Adham glanced over his shoulder. The guards he had thwarted stood behind him, looking eager to begin whatever it was Adu’lin had in store.
“Until the last drop of my blood,” he growled, and feinted toward them. They leaped back as one, but he had already spun around and was running for Adu’lin.
At Adham’s brazen attack, the Fauthian leader’s smug smile fell off his face. Adham loosed a battle cry and raised his dagger. If a man was to die this night, he meant it to be Adu’lin.
So great was his wrath, Adham barely noticed the Alon’mahk’lar step from behind a statue. Coarse reddish hide slashed with black, the demon-born moved between Adham and Adu’lin, a great sword held in its six-fingered hand. That weapon, fully as long as Adham was tall, swept upward.
“Do not kill him!” Adu’lin warned sharply.
The creature hesitated, and that was all Adham needed. He buried his dagger in the demon-born’s belly, and the Alon’mahk’lar bellowed. Before Adham could wrench the dagger loose, the Alon’mahk’lar smashed a fist against his shoulder. A loud popping noise filled Adham’s head, and fiery agony rushed through every inch of his body. The blow flung him through the air, and he bounced off a pillar. He collapsed to the stone floor, and fought to regain his feet.

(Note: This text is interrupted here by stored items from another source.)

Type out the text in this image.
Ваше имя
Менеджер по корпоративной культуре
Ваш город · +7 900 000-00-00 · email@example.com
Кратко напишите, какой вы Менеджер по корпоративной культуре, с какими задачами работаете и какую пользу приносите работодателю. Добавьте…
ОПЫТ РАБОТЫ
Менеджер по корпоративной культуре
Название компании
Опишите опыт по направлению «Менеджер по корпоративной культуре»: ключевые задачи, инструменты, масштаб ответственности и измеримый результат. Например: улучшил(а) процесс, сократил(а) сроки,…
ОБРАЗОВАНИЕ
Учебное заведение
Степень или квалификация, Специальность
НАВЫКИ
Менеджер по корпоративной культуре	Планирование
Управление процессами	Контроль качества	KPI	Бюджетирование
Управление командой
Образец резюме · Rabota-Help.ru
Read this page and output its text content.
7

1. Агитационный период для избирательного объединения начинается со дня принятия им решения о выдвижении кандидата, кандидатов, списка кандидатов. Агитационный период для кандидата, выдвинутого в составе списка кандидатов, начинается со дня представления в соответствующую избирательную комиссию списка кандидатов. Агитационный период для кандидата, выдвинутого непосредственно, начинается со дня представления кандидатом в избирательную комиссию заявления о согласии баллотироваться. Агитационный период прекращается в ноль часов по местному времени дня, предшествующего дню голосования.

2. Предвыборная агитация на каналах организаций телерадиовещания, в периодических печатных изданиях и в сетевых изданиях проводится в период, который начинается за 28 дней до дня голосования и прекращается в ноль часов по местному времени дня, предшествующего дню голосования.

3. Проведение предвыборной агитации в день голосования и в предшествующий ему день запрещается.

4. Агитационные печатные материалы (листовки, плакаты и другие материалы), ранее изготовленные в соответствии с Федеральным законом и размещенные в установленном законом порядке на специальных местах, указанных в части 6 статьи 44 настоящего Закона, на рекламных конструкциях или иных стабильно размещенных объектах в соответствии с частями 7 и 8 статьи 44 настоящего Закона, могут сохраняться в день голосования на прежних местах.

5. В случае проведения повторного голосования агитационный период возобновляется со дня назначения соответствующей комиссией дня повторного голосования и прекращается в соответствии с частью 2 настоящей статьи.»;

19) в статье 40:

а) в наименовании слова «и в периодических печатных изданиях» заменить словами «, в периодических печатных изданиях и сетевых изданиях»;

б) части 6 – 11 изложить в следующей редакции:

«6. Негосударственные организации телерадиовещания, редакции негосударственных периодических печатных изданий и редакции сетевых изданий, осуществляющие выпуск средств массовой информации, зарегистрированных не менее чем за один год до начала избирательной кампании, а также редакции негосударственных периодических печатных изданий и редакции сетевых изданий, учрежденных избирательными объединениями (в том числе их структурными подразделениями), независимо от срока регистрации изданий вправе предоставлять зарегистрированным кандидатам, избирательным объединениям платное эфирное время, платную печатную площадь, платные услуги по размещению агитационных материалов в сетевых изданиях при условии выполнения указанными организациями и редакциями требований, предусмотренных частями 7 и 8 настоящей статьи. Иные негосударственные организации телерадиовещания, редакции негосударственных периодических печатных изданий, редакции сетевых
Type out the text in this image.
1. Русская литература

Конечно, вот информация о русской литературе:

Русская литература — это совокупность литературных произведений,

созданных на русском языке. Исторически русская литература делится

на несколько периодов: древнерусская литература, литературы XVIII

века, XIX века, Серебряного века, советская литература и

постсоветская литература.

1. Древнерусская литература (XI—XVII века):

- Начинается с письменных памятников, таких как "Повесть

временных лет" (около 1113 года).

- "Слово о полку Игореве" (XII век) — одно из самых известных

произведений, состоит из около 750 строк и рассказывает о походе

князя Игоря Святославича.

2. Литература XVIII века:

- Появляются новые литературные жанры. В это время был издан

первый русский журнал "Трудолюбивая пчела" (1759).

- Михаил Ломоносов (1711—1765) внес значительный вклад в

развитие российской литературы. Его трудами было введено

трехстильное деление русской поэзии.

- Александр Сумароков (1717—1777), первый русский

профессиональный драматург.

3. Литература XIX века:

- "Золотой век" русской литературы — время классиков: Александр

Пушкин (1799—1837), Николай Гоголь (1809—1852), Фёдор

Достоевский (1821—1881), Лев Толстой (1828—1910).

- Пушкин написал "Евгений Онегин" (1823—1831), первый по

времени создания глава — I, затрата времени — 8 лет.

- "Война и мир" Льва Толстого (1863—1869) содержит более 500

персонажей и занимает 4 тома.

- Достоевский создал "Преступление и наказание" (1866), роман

The Alon’mahk’lar stalked close, protuberant black eyes slit by golden pupils. A double set of horns grew from its skull. One set spiraled upward, and the second set curved down around its thick neck. Its belly still bore Adham’s dagger. The beast raised its sword, preparing to cleave Adham in two.
“Hold,” Adu’lin shouted, arresting the demon-born’s attack. “The Faceless One offers handsome rewards for the living blood of the Valera line. Besides,” he added, “I promised our guest a harsh lesson, which I still mean to deliver.”
Adham gulped a breath while the Alon’mahk’lar was distracted. Envisioning the course he would take, Adham moved abruptly, teeth gritted against fresh agony.
He caught the hilt of the dagger, gave it a twist, and tore it from the demon-born’s guts. The Alon’mahk’lar floundered back with an eye-watering cry. In spite of Adu’lin’s command, the creature swung its sword. Adham flung himself aside, cringing at the sword’s fleeting brush over the back of his head.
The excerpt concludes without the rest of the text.